Denkmal/Gedenkstätte

Haus Löwenstein

Markt 39, 52062 Aachen

Tipps

  • Das Haus Löwenstein am Markt 41 in Aachen ist eines der wenigen gotischen Bauwerke, die den Stadtbrand von 1656 überstanden haben.
  • Gegenüber dem Rathaus gelegen, lohnt sich ein Blick auf die sehenswerte gotische Fassade des Hauses.
  • Im Haus befinden sich staufische Kellergewölbe, die auf eine mögliche ursprüngliche Nutzung als Gaststätte oder Weinhaus hinweisen.

Eigenschaften

Bildung Kulturell Ganzjährig

Über Haus Löwenstein

Das Haus Löwenstein in Aachen ist eines der bedeutendsten erhaltenen gotischen Bauwerke der Stadt und zählt neben dem Aachener Dom und dem Rathaus zu den wenigen Bauten, die den verheerenden Stadtbrand von 1656 unbeschadet überstanden haben.
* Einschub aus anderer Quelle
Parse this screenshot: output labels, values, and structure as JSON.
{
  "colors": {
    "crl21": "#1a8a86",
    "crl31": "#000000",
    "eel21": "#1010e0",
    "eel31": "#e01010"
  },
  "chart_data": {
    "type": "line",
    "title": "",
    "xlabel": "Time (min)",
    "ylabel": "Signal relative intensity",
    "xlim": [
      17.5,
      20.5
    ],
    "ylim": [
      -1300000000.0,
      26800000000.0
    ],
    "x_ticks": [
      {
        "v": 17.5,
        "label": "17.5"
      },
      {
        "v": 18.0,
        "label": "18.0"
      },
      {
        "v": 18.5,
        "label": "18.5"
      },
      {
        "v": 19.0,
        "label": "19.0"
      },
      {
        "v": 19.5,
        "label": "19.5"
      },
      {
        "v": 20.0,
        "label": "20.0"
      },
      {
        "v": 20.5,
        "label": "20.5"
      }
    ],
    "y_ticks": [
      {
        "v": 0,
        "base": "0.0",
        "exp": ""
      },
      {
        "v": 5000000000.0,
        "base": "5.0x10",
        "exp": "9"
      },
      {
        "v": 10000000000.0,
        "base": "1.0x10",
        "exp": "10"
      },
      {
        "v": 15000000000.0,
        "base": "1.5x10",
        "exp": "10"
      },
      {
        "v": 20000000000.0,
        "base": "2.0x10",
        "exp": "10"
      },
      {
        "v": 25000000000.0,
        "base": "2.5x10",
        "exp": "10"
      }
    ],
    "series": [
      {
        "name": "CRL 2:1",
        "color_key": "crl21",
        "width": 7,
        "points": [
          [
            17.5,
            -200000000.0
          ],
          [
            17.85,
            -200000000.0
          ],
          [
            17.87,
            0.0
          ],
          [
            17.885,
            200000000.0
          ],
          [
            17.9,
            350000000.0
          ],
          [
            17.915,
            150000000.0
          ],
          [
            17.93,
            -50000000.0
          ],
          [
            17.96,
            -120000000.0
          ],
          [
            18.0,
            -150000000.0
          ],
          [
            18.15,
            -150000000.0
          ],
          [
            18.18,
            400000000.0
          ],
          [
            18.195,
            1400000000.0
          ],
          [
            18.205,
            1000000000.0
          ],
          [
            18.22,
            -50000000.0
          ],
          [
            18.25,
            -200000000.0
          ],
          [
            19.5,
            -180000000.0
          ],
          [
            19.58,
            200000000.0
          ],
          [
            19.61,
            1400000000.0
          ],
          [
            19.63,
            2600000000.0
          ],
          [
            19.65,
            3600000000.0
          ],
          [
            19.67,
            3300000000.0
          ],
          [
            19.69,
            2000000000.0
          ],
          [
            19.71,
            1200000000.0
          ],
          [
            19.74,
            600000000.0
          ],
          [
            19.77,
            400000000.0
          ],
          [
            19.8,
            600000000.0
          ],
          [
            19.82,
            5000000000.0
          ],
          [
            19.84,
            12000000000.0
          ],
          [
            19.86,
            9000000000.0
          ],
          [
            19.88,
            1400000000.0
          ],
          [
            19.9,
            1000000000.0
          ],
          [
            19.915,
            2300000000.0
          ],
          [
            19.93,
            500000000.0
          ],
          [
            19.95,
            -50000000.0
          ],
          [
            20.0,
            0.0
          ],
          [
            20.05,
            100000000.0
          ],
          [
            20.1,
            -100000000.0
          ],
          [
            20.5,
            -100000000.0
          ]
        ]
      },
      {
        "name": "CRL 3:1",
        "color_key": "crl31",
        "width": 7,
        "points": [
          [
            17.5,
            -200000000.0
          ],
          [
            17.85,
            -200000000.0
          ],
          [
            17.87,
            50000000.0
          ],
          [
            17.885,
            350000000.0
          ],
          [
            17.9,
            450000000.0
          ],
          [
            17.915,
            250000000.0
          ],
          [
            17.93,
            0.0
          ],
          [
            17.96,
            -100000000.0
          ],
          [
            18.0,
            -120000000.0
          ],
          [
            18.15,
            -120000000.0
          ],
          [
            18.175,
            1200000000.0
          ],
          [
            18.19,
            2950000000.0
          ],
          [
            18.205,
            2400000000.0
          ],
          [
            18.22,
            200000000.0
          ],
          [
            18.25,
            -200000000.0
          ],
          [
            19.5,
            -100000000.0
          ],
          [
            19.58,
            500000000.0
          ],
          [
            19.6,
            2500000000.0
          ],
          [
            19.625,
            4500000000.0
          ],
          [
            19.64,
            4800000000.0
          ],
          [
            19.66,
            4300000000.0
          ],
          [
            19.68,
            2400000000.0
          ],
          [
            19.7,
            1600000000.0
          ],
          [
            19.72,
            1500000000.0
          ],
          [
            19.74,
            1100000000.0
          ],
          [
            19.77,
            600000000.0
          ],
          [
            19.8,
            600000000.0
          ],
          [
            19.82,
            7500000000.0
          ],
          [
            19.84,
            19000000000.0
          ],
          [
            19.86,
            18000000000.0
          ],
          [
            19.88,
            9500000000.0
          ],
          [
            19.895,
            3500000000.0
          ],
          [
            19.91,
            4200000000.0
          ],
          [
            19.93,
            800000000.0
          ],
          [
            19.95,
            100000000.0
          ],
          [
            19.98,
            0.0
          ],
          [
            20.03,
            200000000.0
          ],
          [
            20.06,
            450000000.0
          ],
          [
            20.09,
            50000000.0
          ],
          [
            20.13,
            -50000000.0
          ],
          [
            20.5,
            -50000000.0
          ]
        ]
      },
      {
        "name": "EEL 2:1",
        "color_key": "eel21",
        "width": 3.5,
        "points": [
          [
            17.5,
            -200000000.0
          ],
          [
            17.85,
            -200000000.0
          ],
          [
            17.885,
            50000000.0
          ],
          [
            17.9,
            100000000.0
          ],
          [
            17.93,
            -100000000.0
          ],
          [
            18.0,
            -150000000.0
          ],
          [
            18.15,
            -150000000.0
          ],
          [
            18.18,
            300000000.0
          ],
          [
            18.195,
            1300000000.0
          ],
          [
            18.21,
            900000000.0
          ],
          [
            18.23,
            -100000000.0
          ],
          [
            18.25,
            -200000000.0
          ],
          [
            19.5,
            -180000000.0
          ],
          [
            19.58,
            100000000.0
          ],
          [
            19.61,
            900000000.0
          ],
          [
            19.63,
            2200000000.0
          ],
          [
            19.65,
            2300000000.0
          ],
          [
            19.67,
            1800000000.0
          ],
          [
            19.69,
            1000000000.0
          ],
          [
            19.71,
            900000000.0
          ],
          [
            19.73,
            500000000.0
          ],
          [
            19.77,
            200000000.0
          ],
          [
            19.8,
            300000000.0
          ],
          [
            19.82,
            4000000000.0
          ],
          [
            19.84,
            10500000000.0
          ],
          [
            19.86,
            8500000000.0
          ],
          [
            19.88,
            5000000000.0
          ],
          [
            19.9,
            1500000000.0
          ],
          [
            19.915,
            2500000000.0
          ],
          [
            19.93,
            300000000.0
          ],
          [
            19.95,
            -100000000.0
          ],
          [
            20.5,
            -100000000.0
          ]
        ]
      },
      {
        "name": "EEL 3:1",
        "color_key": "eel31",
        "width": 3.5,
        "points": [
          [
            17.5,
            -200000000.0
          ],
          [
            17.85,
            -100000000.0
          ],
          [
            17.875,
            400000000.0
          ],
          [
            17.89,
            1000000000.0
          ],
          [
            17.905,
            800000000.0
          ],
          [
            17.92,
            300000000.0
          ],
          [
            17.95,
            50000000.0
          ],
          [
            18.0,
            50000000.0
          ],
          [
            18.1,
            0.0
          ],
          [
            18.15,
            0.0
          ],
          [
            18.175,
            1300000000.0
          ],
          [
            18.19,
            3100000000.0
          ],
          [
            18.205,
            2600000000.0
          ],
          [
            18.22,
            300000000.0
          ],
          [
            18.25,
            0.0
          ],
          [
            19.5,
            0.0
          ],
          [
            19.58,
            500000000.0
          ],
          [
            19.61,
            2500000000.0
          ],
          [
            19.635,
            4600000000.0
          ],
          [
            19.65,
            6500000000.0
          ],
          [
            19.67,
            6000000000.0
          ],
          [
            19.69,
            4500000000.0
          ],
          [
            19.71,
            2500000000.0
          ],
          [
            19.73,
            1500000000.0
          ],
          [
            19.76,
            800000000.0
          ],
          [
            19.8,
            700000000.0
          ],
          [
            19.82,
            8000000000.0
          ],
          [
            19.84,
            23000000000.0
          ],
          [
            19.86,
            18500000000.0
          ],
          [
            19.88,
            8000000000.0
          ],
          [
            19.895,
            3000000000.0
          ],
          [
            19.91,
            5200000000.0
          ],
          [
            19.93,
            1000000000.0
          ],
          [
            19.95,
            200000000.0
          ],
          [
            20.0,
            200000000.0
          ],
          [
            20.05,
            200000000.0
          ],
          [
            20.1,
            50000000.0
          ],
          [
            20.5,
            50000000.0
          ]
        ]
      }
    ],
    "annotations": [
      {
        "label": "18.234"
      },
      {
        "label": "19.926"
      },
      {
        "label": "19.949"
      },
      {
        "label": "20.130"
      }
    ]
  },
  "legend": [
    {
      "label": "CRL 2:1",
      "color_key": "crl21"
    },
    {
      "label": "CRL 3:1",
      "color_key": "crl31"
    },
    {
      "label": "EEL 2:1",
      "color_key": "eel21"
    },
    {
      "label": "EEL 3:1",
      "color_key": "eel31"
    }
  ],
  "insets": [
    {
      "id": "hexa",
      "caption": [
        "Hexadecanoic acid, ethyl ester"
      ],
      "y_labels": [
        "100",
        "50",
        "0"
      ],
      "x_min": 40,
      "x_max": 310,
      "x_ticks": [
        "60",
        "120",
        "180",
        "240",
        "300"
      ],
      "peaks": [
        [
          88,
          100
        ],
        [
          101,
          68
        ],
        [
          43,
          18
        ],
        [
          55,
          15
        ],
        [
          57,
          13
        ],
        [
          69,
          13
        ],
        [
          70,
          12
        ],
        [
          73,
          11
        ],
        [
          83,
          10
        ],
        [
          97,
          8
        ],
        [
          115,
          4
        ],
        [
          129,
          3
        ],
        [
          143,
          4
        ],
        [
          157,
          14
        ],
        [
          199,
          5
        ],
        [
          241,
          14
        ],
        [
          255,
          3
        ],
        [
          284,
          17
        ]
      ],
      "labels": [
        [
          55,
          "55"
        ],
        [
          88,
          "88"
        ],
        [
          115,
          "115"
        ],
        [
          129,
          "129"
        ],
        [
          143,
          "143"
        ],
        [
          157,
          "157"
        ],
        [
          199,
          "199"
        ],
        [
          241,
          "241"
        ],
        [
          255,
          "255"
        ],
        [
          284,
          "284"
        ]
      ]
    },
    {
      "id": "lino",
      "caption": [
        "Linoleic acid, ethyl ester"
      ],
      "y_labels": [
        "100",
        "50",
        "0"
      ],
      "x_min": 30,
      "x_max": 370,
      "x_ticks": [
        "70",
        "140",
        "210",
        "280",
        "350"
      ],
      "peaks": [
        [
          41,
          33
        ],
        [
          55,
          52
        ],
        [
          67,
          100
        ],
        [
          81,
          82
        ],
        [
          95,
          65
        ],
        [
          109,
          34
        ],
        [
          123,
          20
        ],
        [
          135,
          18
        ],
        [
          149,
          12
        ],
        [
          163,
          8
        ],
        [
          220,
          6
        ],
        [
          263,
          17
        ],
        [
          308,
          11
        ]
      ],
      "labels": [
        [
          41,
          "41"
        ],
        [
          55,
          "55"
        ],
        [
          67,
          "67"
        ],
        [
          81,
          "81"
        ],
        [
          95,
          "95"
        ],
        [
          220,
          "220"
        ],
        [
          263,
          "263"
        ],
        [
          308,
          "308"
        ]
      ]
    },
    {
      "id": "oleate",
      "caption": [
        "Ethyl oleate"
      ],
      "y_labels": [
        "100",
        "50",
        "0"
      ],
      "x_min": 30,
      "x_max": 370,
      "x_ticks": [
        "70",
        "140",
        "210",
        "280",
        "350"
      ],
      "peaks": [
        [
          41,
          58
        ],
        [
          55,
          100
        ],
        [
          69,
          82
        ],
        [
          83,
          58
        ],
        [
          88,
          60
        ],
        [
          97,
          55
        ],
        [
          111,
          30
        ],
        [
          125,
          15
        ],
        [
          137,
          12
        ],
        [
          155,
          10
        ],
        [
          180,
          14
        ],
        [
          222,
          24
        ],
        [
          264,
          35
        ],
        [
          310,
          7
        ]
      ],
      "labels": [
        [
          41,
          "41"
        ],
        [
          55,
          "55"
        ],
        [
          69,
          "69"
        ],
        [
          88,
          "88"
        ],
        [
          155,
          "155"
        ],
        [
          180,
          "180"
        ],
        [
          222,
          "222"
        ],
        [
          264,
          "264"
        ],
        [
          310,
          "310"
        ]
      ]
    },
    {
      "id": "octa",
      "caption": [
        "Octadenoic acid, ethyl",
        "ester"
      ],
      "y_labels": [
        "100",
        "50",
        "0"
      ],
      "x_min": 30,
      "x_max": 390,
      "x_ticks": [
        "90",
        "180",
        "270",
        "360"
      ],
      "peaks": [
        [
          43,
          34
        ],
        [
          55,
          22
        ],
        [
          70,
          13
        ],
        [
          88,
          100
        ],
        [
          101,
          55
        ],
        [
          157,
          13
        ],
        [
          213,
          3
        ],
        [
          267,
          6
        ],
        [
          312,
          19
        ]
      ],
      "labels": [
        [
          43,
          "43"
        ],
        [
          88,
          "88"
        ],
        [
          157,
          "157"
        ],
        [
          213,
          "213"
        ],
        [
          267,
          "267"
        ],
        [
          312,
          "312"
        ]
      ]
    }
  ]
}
Es befindet sich am Markt in unmittelbarer Nähe zum Rathaus und wurde zeitgleich mit diesem errichtet. Die Fassade des Gebäudes am Markt Nr. 41, Ecke Pontstraße, beeindruckt durch ihre mittelalterliche Architektur und zeugt von der Baukunst des 14. Jahrhunderts.

Ursprünglich diente das Gebäude vermutlich als Gaststätte oder Weinhaus, was sich aus den erhaltenen staufischen Kellergewölben erschließen lässt. Später wurde es zu einem Wohnhaus für wohlhabende Bürger umfunktioniert. Der Name „Löwenstein“ leitet sich von Anna Löwenstein ab, der ersten bekannten Besitzerin. Die Familie gilt als Adelsgeschlecht, das sich durch den Zusatz „Stein“ vom damals üblichen Holz- und Lehmhausbau abhob, da das Gebäude aus festem Bruchstein errichtet wurde. Im Laufe der Jahrhunderte wechselte das Haus mehrfach den Besitz und diente unter anderem als Treffpunkt einer Zunft sowie in reformatorischer Zeit als Versammlungsort für lutherische Gottesdienste.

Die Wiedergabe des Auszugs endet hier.